Quite a few throw all hospital series in one drawer. At first glance it is not that incomprehensible: Whether "Grey's Anatomy", "Royal Pains" or "Emergency Room" - the central cases always follow a certain pattern and their solution, and the end of each episode is always with it celebrates that someone has coitus in the closet. Even more serious series often couldn't get rid of it.

But in recent times it has been proven in many cases that the genre is far from at its creative end. Productions like "The Club of the Red Ribbons" or "The Good Doctor" have taken on different perspectives and delivered a quality that has helped hospital series to regain prestige. "New Amsterdam" now forms a wonderful symbiosis of a classic hospital series and newly gained authenticity - without any annoying romances. All the "Grey's Anatomy" fans who are currently on dry land, as new episodes will not appear on ProSieben until the end of March, will in a certain sense be disappointed if they expected otherwise. "New Amsterdam" didn't want to waste any screen time on trivial affairs and instead wanted to devote itself to a more ambitious statement.

Dr. Max Goodwin comes to a public hospital where the well-being of the people does not seem to come first. Accordingly, in his welcome speech, he first fired the entire cardiac surgery, as he is of the opinion that patients there are most likely to be forced to undergo unnecessary surgery. This increases the productivity rate of the respective surgeon, who earns more money accordingly. In addition, he promises without discussion that no patient will have to wait in a barren waiting room and that healthy food will be served from now on. Goodwin's overriding goal is therefore clear: He wants to break up aging clinic structures and do everything possible to ensure that the patient is well.

However, "New Amsterdam" would not be a good and, above all, not a realistic series if Dr. Goodwin as a kind of Messiah would change everything for the better on the first day. Of course, he comes across enough enemies who still prefer profit to healthy people. The least amount of money can be made with healthy people. That's why the series takes you not only into the emergency rooms and operating rooms of the hospital, but also behind the desks and thoughts of people who want to make the world a little better.

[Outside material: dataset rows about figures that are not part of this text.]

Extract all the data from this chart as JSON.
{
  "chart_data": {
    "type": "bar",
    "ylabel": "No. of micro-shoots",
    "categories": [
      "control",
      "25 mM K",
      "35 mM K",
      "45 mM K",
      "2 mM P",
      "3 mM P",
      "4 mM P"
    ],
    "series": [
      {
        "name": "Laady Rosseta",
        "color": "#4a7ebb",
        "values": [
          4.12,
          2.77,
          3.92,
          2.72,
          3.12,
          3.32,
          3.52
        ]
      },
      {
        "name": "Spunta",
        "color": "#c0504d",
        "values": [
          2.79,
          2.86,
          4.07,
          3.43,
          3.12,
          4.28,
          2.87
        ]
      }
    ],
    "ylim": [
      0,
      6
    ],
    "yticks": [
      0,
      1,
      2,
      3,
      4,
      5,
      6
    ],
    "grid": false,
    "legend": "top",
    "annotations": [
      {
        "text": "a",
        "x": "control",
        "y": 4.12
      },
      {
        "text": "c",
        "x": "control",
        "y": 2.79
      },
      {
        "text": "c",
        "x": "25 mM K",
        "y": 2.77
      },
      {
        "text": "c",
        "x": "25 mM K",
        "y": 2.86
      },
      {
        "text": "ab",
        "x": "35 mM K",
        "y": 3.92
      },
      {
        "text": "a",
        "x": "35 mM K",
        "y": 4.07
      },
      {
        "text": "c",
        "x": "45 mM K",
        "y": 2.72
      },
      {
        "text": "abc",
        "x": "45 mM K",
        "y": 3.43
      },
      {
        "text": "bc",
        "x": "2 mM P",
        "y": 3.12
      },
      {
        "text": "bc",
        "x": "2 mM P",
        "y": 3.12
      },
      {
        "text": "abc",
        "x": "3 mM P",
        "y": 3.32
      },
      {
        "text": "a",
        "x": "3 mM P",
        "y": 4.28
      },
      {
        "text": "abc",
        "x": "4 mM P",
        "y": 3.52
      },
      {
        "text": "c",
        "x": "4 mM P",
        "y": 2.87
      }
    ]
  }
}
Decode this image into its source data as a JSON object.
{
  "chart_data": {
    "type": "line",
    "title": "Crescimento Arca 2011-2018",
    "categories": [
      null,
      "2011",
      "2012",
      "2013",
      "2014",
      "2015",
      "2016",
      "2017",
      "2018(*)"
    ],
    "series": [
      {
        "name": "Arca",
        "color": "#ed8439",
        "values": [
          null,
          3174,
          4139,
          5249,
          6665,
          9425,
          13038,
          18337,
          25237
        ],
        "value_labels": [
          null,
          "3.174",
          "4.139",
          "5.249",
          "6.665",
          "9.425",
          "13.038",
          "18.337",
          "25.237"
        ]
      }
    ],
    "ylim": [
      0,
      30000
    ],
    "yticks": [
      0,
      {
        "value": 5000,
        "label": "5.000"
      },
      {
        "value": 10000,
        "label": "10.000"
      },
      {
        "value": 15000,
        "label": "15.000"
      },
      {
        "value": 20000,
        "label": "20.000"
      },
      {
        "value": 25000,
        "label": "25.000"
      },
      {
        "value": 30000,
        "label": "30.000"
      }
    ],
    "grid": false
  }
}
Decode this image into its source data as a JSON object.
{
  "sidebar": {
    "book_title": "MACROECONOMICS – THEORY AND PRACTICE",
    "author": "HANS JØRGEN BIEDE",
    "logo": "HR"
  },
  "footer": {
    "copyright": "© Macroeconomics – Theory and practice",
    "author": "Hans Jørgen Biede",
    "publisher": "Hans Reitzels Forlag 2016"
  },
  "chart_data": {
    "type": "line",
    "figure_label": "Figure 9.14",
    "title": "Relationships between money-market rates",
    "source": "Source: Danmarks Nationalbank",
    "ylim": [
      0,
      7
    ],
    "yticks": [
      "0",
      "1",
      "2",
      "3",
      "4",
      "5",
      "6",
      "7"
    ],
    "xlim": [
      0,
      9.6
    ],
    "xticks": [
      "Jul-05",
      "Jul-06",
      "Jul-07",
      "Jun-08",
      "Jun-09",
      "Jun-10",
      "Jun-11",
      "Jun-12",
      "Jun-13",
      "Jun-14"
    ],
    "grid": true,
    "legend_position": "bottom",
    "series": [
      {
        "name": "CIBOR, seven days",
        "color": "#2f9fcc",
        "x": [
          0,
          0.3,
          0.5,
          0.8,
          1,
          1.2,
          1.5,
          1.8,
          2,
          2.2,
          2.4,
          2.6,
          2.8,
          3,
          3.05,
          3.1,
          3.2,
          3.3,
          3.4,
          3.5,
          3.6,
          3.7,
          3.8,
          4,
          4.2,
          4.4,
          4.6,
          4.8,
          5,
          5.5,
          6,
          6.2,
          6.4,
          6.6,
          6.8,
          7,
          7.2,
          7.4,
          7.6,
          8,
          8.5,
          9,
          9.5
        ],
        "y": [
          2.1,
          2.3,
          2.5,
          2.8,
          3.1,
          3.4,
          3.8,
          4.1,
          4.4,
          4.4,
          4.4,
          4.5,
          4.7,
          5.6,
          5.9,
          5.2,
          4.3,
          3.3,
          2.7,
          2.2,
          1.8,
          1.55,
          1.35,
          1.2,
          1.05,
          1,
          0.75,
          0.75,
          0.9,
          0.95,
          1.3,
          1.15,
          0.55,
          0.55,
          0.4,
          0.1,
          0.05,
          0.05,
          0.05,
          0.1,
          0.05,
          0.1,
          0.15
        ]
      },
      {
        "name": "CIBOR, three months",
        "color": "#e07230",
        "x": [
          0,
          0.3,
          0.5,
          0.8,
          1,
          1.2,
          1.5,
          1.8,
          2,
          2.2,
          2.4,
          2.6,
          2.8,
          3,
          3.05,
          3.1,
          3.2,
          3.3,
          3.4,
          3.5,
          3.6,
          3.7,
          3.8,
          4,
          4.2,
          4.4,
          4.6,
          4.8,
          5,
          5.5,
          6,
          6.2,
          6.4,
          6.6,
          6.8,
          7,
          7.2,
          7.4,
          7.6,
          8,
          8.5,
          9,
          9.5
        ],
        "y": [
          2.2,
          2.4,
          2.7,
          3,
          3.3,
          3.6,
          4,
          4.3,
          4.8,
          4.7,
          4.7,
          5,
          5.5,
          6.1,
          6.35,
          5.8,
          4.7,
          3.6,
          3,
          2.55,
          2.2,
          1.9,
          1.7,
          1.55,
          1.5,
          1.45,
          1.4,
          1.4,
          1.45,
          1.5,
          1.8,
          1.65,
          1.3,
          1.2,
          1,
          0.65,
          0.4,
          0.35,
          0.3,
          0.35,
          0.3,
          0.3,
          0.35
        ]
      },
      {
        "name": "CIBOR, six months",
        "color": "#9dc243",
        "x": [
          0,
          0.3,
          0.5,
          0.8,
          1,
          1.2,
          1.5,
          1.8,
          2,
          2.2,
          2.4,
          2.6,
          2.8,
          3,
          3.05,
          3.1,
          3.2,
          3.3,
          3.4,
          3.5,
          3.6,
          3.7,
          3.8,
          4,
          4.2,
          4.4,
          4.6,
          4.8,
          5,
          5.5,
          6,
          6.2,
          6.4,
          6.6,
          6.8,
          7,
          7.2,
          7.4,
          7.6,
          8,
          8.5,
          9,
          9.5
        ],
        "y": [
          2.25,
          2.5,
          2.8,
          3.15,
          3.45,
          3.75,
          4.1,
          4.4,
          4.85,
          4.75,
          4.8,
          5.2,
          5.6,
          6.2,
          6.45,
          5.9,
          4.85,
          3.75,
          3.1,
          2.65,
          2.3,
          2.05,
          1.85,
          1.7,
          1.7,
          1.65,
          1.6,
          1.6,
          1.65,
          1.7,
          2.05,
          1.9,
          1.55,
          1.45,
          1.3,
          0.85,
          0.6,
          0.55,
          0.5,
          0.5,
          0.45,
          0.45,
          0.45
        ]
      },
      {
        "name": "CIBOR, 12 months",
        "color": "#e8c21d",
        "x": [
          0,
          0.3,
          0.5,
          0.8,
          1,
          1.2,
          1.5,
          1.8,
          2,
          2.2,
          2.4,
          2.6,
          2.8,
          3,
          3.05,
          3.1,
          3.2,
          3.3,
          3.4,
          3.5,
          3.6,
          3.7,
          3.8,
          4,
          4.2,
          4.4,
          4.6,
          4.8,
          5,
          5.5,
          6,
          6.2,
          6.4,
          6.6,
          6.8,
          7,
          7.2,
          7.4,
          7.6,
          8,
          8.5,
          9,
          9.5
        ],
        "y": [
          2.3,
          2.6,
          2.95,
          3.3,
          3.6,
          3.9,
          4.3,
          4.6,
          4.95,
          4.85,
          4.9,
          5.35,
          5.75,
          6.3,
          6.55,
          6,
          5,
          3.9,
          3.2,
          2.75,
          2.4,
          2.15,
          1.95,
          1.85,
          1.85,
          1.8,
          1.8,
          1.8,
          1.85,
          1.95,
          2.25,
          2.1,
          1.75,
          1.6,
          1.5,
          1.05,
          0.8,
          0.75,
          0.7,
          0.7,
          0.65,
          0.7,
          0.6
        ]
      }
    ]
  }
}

But then there is a certain pinch of extra drama: Max Goodwin has resolved to overturn everything as quickly as possible because he doesn't have too much time for it. He has cancer and with all the work he has to do is not only helping the patient, but also himself, who then has less time to think about the cancer. But although this part in particular sounds just as melodramatic as a season of "Grey's Anatomy", "New Amsterdam" can package this fact in such a way that it is organically woven into the rest of the story. Means that the viewer should not be moved to tears explicitly, but only get an understandable argument for Goodwin's actions.

The main reason that NBC's "New Amsterdam" feels like an authentic hospital series is that it is actually based on real events. Showrunner David Schulner ("Desperate Housewives") worked with Dr. Eric Manheimer worked together. Manheimer is the template for Goodwin and the stories that fill the episodes. As chief physician, he worked for many years at Bellevue Hospital in New York City - the model for the New Amsterdam in the series. It was even allowed to shoot on site, which is a win for the series not only because of the beautiful architecture.

The collaboration between Schulner and Manheimer proves that a series is only good when real memories are combined with the ideas of a director. In this case, the result is a stunning tale about a man and his team whose morality infects the viewer with positive thoughts. Because as much as "New Amsterdam" may shock in certain scenes, it is never forgotten to end an episode with a shade of hope.

The first season of "New Amsterdam" will be shown in double episodes on Vox every week starting today at 8:15 pm.